# 2x4 Studs



## nmkidd (Sep 18, 2009)

We all know that a standard 2×4 stud is 92 5/8" (92.625).....why?

when framing a wall panel, a standard 2×4x96 is used….2×4s are 1.5×3.5"......so with a bottom and top plate married together with a stud,.....the total height is 95.625"

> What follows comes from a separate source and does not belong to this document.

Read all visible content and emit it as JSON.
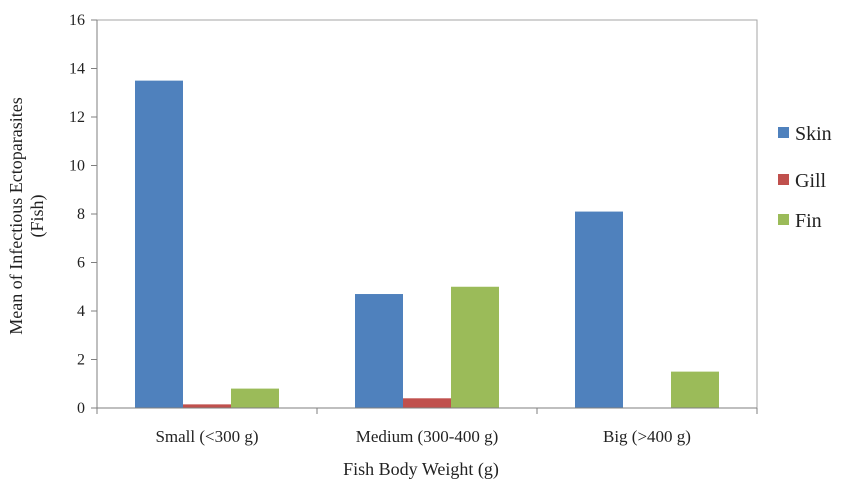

this is smaller than a standard 4×8 sheet of plywood or wall board…..!!

Am I confused?

can anyone explain this???


----------



## mark88 (Jun 8, 2009)

92 5/8" studs are the wall studs you use for basic height of the average wall…then theres the bottom plate and 2 top plates which adds 4 1/2" more to the height of the wall which makes it slightly higher than 8' to put up the ceiling and drywall. there are also the 104 5/8" studs for the higher walls (typical walls). once you add the other 4 1/2" it makes it just above 9 ft to add the drywall to the ceiling and walls.


----------



## mark88 (Jun 8, 2009)

if we didnt have the 92 5/8" studs that would be alot of waste off the 8' studs or we would have to make odd sized drywall other than 4×8


----------



## KnotWright (Nov 6, 2008)

Doug, as for framing I can only tell ya from my own experience, in Texas and Tenn. You have one bottom treated plate (1.5") two top plates ( 3") and the 92 5/8" for a total of 97 1/8". If you use fire rated sheet rock on the ceiling, then you should have just enough space for two sheets of 4' x 8' drywall on the horizontal with a space left at the bottom so that the wall sheets don't wick up the water.


----------



## degoose (Mar 20, 2009)

What he said!


----------



## patron (Apr 2, 2009)

what that duck said that other guy said ,

QUACK !!!!


----------



## Sawkerf (Dec 31, 2009)

Check the signs when you buy 2×4's next time. Some are for wall framing (92-5/8"), but "standard" length is 96"


----------



## nmkidd (Sep 18, 2009)

Thanks everyone


----------



## margy (May 5, 2009)

Thanks Doug. My question is answered. It's all about sheetrock not about bird cages, eh? Margy


----------